Article published Feb 27, 2004
The Divine Miss M returns
Tampa Herald Tribune
By Jay Handelman
TAMPA — If you had any illusions (or delusions) about Bette Midler getting all soft and mushy as she ages, get rid of them.
After all, her new concert tour, which stops at the St. Pete Times Forum in Tampa at 8 p.m. Tuesday, is called “Kiss My Brass.”
Even though it’s a reference to the large brass section that’s traveling with her, it’s actually a fitting title for the Divine Miss M, who has never been afraid to express an opinion or potentially offend someone in the name of good fun and entertainment.
Or even sanity.
While starring in her own CBS sitcom “Bette” in the 2000-01 season, she went on the network’s “Late Show with David Letterman” and complained about how the workload was killing her.
“I said I felt like a dung beetle pushing a pile of poop up a hill,” she reminded Letterman in an appearance last month. A week or so later, CBS put her out of her misery by canceling the series.
While promoting her tour on Letterman’s show in January, she apologized to those she put out of work on a show that began to warm reviews, but quickly suffered from poor ratings.
But “Bette” is in the past, and Midler is enjoying tremendous success and strong critical reaction to her latest live show, which she has described as “the biggest show I’ve ever done. It’s a lot of work, but it’s my creation. I made it up.”
She sings old hits such as “Wind Beneath My Wings,” “Friends” and “Boogie Woogie Bugle Boy.” The show also features her trademark alter ego, the singing mermaid Delores Del-Lago, and some Sophie Tucker jokes.

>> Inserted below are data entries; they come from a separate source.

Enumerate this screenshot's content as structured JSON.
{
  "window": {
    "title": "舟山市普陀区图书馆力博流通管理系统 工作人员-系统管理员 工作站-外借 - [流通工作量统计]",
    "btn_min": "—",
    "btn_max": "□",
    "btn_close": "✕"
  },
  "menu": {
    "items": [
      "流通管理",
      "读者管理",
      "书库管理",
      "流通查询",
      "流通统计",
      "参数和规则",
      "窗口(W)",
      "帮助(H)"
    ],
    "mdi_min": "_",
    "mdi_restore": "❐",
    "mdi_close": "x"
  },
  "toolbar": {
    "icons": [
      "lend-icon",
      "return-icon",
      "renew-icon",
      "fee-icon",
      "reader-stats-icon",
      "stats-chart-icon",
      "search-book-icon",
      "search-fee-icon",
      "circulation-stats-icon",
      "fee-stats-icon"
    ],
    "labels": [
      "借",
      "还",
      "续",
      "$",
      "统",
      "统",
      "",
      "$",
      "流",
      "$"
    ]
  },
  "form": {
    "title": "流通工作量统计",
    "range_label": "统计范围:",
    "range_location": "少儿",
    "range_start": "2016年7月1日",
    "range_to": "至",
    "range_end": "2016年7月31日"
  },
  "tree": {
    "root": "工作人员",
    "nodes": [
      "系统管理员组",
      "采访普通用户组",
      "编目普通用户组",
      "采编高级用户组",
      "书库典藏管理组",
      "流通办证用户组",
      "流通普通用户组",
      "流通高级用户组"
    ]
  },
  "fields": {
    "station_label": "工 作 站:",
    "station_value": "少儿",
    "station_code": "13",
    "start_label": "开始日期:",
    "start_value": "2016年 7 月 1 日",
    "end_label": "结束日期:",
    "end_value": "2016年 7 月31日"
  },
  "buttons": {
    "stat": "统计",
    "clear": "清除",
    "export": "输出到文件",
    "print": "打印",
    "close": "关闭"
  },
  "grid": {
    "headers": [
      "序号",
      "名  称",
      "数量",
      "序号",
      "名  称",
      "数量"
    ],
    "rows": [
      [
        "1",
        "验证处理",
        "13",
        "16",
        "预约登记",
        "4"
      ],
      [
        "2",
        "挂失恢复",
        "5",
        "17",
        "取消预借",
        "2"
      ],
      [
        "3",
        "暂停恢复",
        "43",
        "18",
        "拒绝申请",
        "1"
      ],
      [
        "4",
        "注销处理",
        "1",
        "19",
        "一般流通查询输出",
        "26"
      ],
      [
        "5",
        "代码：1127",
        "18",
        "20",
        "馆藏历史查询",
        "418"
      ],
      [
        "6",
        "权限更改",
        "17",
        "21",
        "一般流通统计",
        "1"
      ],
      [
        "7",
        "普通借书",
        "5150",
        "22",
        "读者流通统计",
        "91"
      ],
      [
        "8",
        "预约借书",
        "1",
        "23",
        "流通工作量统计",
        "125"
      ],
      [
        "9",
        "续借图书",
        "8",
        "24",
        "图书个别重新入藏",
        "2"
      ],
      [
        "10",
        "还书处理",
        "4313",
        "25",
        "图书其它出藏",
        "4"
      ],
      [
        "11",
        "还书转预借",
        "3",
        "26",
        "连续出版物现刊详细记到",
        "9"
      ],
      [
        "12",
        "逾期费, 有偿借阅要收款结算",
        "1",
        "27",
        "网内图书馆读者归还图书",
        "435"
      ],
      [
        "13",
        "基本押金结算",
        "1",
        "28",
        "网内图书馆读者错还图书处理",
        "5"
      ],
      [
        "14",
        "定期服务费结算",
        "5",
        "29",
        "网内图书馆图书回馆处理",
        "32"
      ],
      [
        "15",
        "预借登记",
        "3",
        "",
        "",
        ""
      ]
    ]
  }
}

Midler waxes political (too much so, according to some complaints on various Web sites) and performs selections from her latest album, the Grammy-nominated “Bette Midler Sings the Rosemary Clooney Songbook.”
And it’s all wrapped up in her trademark over-the-top style, on a set reportedly inspired by Coney Island.
With Letterman, she joked that the hardest part of her shows is choosing the costumes.
“I went to Christina’s (Aguilera) last show,” she said. “She was prancing around in pasties and a G-string, and do any of these girls ever call me and say, ‘Thank you?’ Do any of them ever write a note?
“I opened the door for trashy singers with bad taste and big (breasts), and don’t you forget it. I have the patent on that. They owe me big time.”
The album of Clooney songs reunited her with an early collaborator, Barry Manilow, who told her he had a dream about the recording.
Manilow accompanied Midler when she first found an audience in gay bathhouses in New York, and he was the producer of “The Divine Miss M,” the album that first brought her wide attention 31 years ago.
The Clooney album went gold, and Midler, now 58, found herself in the awkward position of competing with the late singer for the Grammy. (They both lost to k.d. lang and Tony Bennett).
“Kiss My Brass” is the first tour to bring Midler back to the Tampa Bay area since 1994, when she presented “Experience the Divine” at what was then the Thunderdome (now Tropicana Field) in St. Petersburg.
The show is getting strong reviews around the country for its brassy, bawdy and colorful nature. The New York Times called it “a delirious, freewheeling celebration of phoniness.”
And the Daily News in New York said the tour “tempers Bette’s eagerly coarse persona with more nostalgia than any show of the star’s 30-year career.”
And while she’s been busy preparing for the tour, she’s also been busy onscreen. Her latest film, a remake of “The Stepford Wives,” is due out later this year, with Nicole Kidman and Matthew Broderick.
Midler jokes about the bawdier and trashier elements of her performances, but she told the Rocky Mountain News that “An artist is really supposed to move you — even the lowest form of art. I’m not saying my art is the lowest form, but it’s not far from the bottom.
“Even so, we do struggle to have people be moved. And moving people is not just making them cry. It’s making them laugh and having them come out of the auditorium wearing a different face — changing them, transforming them, even if it lasts for just a week.”